The shocking video footage even showed him doing wheelies and standing on one leg as he approached a roundabout during rush hour on the A972 Kingsway dual carriageway to the north of Dundee in Scotland. 

CURRENT UK E-SCOOTER LAW 

The use of privately owned e-scooters on public roads is not covered by the trial and remains illegal in the UK, as does riding any e-scooter, rental or private, on footways 

According to the Department of Transport, e-scooters are classed as ‘powered transporters’ and meet the legal definition of a ‘motor vehicle’.

They must therefore meet a number of requirements in order to be used on the road, including having insurance and conforming to ‘technical standards.’

As they do not, they are considered illegal to use on roads in Britain.

The Metropolitan Police has also said it is illegal to use e-scooters on the road and riders risk being fined or even having penalty points on their licence.

Riders also risk having their e-scooters seized by police.

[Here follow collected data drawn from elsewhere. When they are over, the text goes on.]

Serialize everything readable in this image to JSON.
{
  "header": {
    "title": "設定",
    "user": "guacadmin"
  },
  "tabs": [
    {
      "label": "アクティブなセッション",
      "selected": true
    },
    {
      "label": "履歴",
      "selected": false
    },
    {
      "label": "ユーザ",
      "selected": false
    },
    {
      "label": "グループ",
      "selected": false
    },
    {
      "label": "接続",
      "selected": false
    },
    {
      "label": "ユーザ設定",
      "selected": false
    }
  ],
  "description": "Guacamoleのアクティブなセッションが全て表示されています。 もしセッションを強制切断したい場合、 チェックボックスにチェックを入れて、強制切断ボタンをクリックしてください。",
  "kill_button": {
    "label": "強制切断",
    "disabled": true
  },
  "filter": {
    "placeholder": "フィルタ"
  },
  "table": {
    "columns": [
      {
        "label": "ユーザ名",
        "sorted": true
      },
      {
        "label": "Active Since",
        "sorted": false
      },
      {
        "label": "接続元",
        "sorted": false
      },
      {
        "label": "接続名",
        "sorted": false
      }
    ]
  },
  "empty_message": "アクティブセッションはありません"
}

The Department of Transport said e-scooters are covered by the 1988 Road Traffic Act, which also includes Segways, hoverboards, go-peds (combustion engine-powered kick scooters), powered unicycles, and u-wheels’.

The ban does not apply to electrically-assisted pedal bicycles.

According to the Department of Transport: ‘For motor vehicles to use public roads lawfully, they must meet a number of different requirements. These include insurance; conformity with technical standards and standards of use; payment of vehicle tax, licensing, and registration; driver testing and licensing; and the use of relevant safety equipment.

‘If the user of a powered transporter could meet these requirements, it might in principle be lawful for them to use public roads. However, it is likely that they will find it very difficult to comply with all of these requirements, meaning that it would be a criminal offence to use them on the road.’

E-scooters are also banned from using pavements under the 1835 Highway Act. E-scooters can be used on private land with the landowner’s permission.